Originally Posted by crounsa810
Combining functions is when you do g o f (x). g o f (x) = g (f(x)). So you gotta calculate f(x) first and then that will be your x in your g(x). You gotta be careful when you combine functions. The range of the first function must be in the domain of the second. For example if
f(x) = -x² - 5 (always negative)
g = square root function
g o f doesn't exist in that situation, because g (something negative) is impossible. So whenever you have a g o f (x) thing, always make sure it's legit.

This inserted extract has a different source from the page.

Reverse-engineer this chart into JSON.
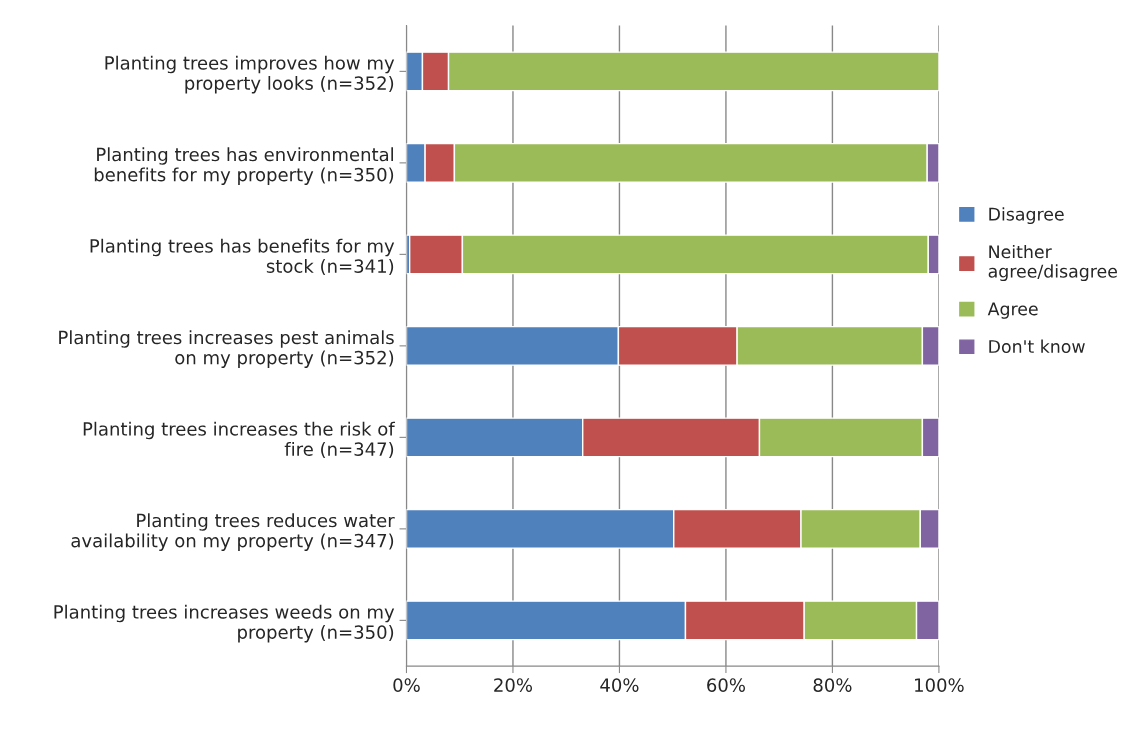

Inverse Functions and their Representations
f(x) = y
The inverse function is the function (let's call it g) that will do g(y) = x. It doesn't always exist. For every y, there must be one and only one x.
For example if f(x) = x², f doesn't have an inverse function
f(3) = 9
f(-3) = 9
So for 9, you have 2 possible numbers. So it's not invertible.
In terms of composition, you have g o f = f o g = Id. Id is the function h(x) = x.
Again you have to be careful about the range and the domain of those functions. The domain of one must be the range of the other one.
Exponential Functions and Models
Exponential is the function that's the answer to the differential equation y' = y. So when you derive that function, you have the exact same thing.
exp(x) = 1 + x + x²/2 + (x^3)/6 + ... + (x^n) / (n!) + ... (goes on forever)
Derive that, you get the exact same thing.
It's also e^x, where e is a real number, so it has all the properties you could expect from it.
exp(a+b) = exp(a) * exp(b).
It's no different than when you do x² * x^3 = x^5
x² * x^3 = x^(2+3) = x^5
exp(a-b) = exp(a)/exp(b)
Because a-b = a + (-b). And x^(-n) = 1/(x^n)
Logarithmic Functions and Models
Log is the inverse function of exp.
ln(e^x) = x
And when you derive it, you get the function x --> 1/x
And one piece of advice, f and f(x) are not the same thing. f(x) is a number, f is a function. So never say g(x) is the inverse function of f(x), that doesn't make any sense.